Friday, February 17, 2006

People v. Platz (Cal. Ct. App. - Feb. 15, 2006)

I'm certain that the murder of a nine-year old child can evoke strong emotions in even the most jaded jurist, and don't at all mind it when opinions are written from the heart.

Nonetheless, with all due respect to Justice Raye, my strong take is that this opinion is overly melodramatic and a bit over the top. To get a sense of what I mean, here's the first paragraph:

"Defendant Lisa Ann Platz will spend the rest of her life in prison for the death of her nine-year-old daughter. She alone is criminally liable, although many others set in motion or contributed to the events that led to her daughter’s tragic death.
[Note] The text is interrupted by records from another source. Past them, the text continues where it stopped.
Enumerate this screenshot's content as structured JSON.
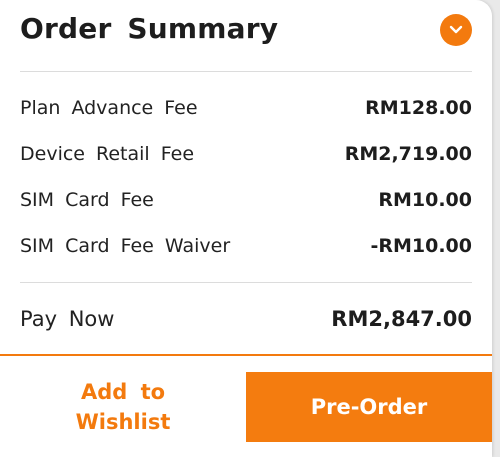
{
  "order_summary": {
    "title": "Order Summary",
    "toggle_icon": "chevron-down-icon",
    "items": [
      {
        "label": "Plan Advance Fee",
        "amount": "RM128.00"
      },
      {
        "label": "Device Retail Fee",
        "amount": "RM2,719.00"
      },
      {
        "label": "SIM Card Fee",
        "amount": "RM10.00"
      },
      {
        "label": "SIM Card Fee Waiver",
        "amount": "-RM10.00"
      }
    ],
    "total": {
      "label": "Pay Now",
      "amount": "RM2,847.00"
    }
  },
  "actions": {
    "wishlist_label": "Add to Wishlist",
    "preorder_label": "Pre-Order"
  },
  "colors": {
    "accent": "#f37a0e",
    "text": "#1d1d1d",
    "divider": "#dcdcdc"
  }
}
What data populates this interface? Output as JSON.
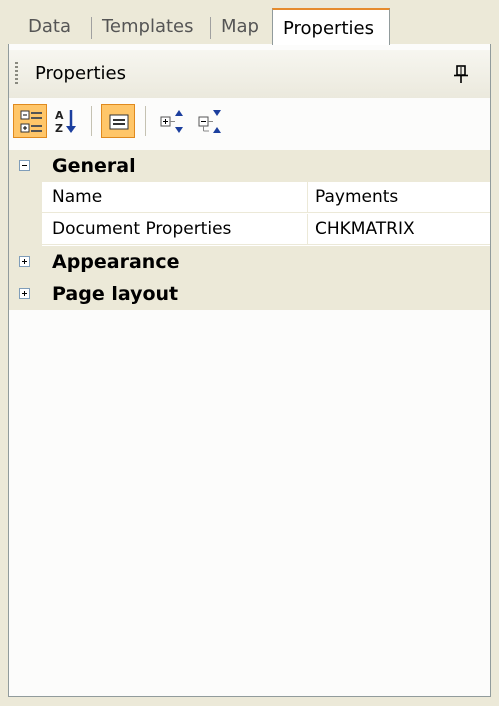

Those participants and their decisions, however, are not before us. [Justice Raye is primarily referring to the fact that another person responsible for the child's death killed himself in prison.] We must affirm the jury’s verdict convicting Lisa of murder [] and finding true the special circumstance that the murder occurred during the commission of a kidnapping [] because her legal challenges are without merit and we cannot say any of the evidentiary or prosecutorial errors resulted in a miscarriage of justice. If there was a miscarriage of justice in this case, it preceded the kidnapping and death of the child and therefore is not one we have the ability to review or to rectify."

Read the remainder of the opinion to see if you agree with my assessment. Sorry, Justice Raye. I don't think this is your best work.